Heartbleed is an exploitable bug in the way that servers running OpenSSL with the heartbeat feature can securely communicate with devices requesting information over the internet. The best simple description for Heartbleed that I’ve seen was done by Randall Munroe of XKCD.
Fixing Heartbleed is a two step process. First, you patch the bug in the software, then you protect any potentially compromised information.
Who needs to patch their systems?
- Workstations, laptops, tablets, and phones are mostly unaffected, with some exceptions: Android version 4.1.1 phones, Cisco VOIP desk phones, some software products, including VPNs, VMware,Oracle,
- Most servers will be fine, only servers using OpenSSL and the heartbeat feature should be affected.

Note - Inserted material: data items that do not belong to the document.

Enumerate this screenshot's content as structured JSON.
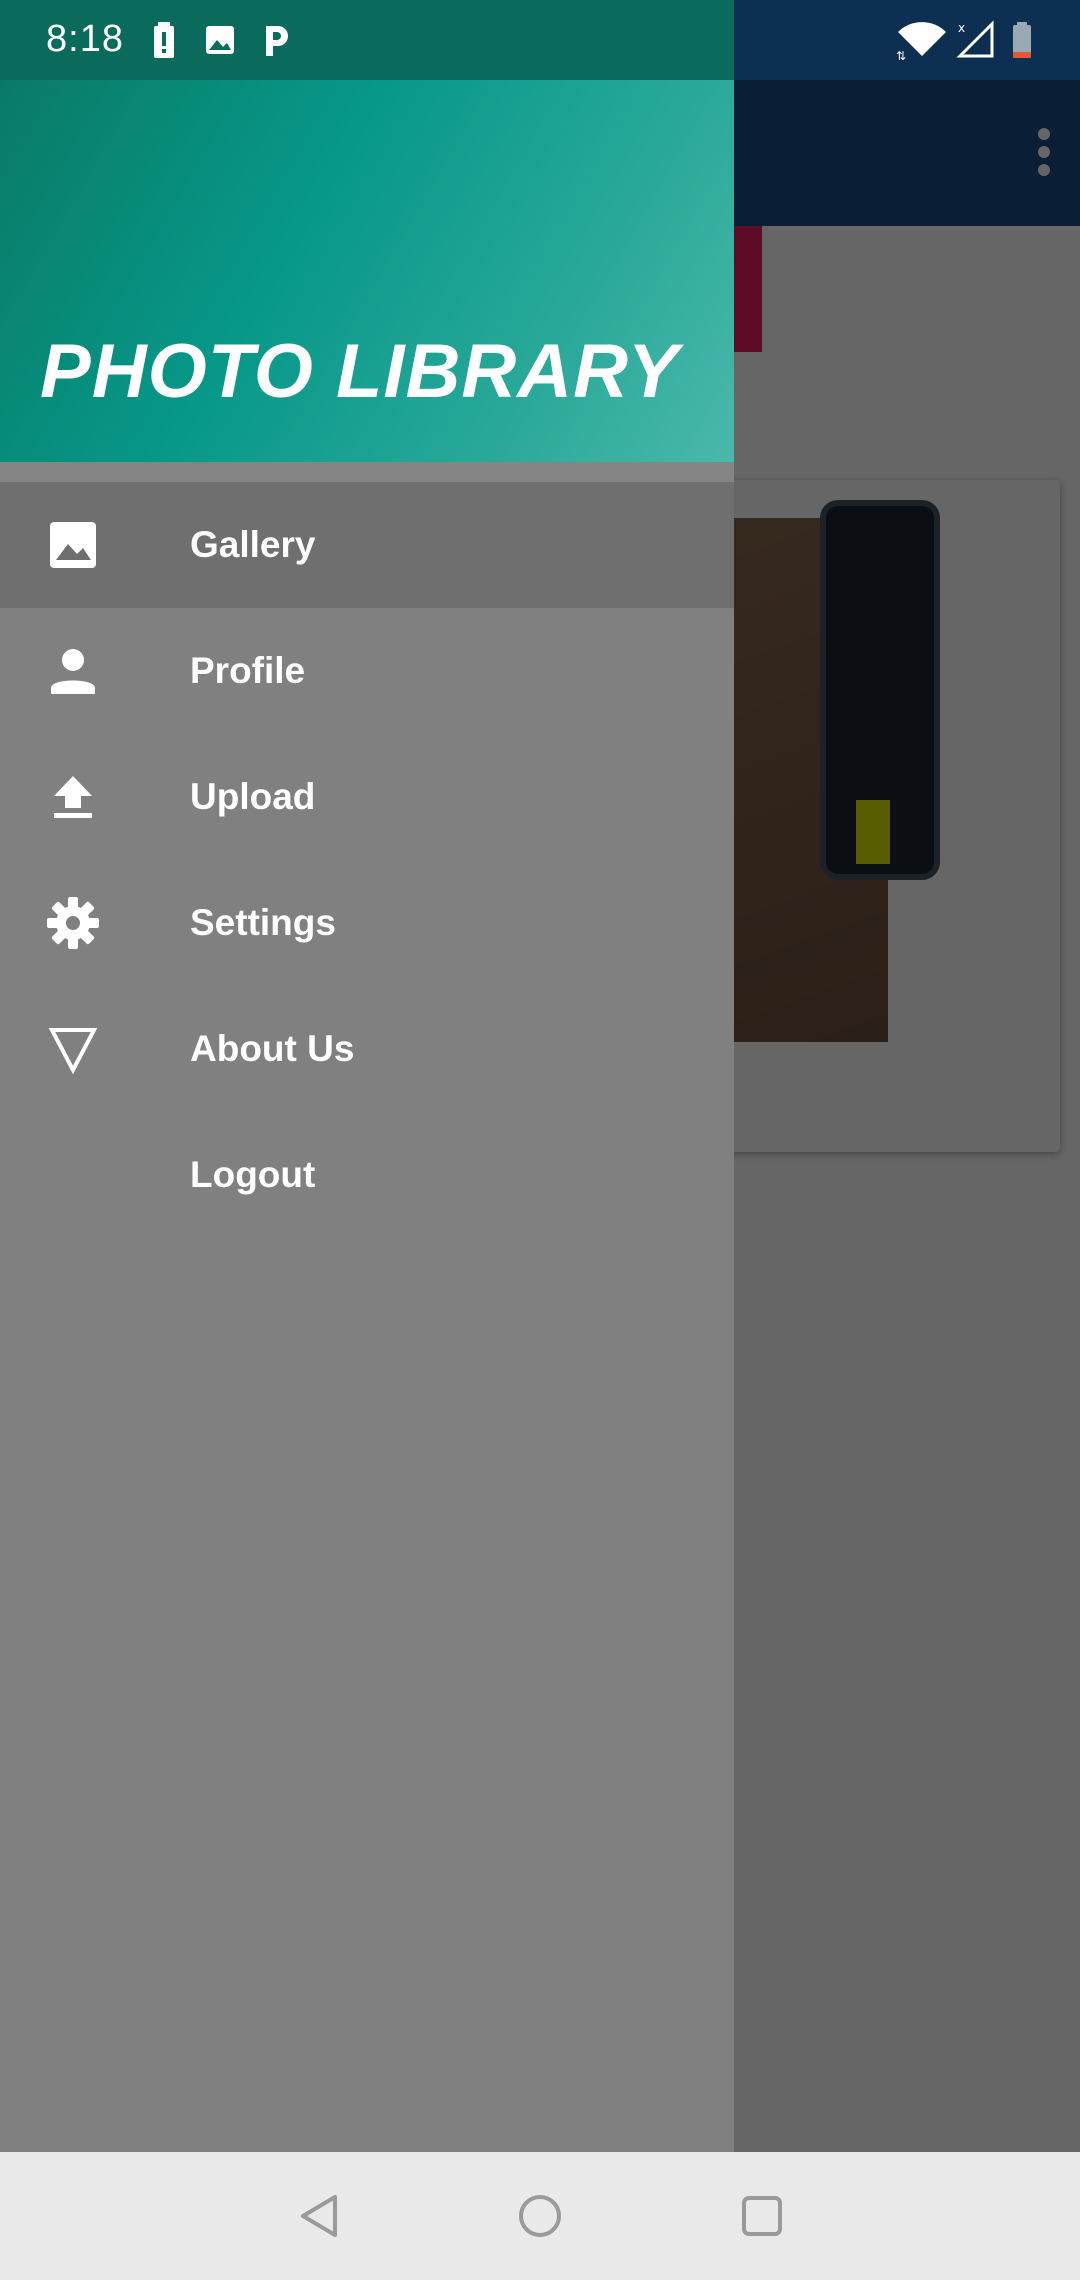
{
  "status_bar": {
    "time": "8:18",
    "left_icons": [
      "battery-alert-icon",
      "image-icon",
      "p-app-icon"
    ],
    "right_icons": [
      "wifi-icon",
      "cell-signal-icon",
      "battery-low-icon"
    ],
    "battery_color": "#e05a3a"
  },
  "drawer": {
    "title": "PHOTO LIBRARY",
    "header_colors": [
      "#0a7a68",
      "#4ab8ab"
    ],
    "items": [
      {
        "label": "Gallery",
        "icon": "image-icon",
        "active": true
      },
      {
        "label": "Profile",
        "icon": "person-icon",
        "active": false
      },
      {
        "label": "Upload",
        "icon": "upload-icon",
        "active": false
      },
      {
        "label": "Settings",
        "icon": "gear-icon",
        "active": false
      },
      {
        "label": "About Us",
        "icon": "triangle-icon",
        "active": false
      },
      {
        "label": "Logout",
        "icon": "",
        "active": false
      }
    ]
  },
  "app": {
    "toolbar_color": "#1a4f86",
    "accent_color": "#e91e63",
    "overflow_icon": "more-vert-icon"
  },
  "nav_bar": {
    "buttons": [
      "back-icon",
      "home-icon",
      "recents-icon"
    ]
  }
}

If you think you are affected, or a vendor has sent you a notification that your equipment may be affected, then you need to immediately verify if your equipment is affected, and if so, ensure it has been patched. One of the many tests available, will check your webpage for you. If you are not sure if you are affected, call or email us with questions.
Even if you don’t need to patch your systems,YOU ARE STILL AFFECTED. Many large Internet businesses were affected, but they have since installed the patch. To start to protect yourself, you need to change your account passwords for any affected sites. Please remember the best practices for passwords.
1: Use separate passwords for each site
2: Make your passwords more complex (longer is better)
3: Don’t use words found in a dictionary.
Affected Companies include:
- Google / Gmail / Youtube
- Yahoo / Yahoo Mail
- AT&T webmail (hosted by Yahoo)
- Amazon Web Services (not Amazon.com)
Security Experts are finding that this bug affects more systems than previously thought, there has already been another attack vector discovered called “Reverse Heartbleed”, which uses a malicious server to attack a client connecting to it.
Until all companies who have a web presence change their passwords, reconfigure their servers’ security credentials, and release updated mobile apps, DO NOT USE any mobile apps to connect to a compromised, or formerly compromised site.
Just to be on the safe side, plan to change all your passwords again in May or June 2014.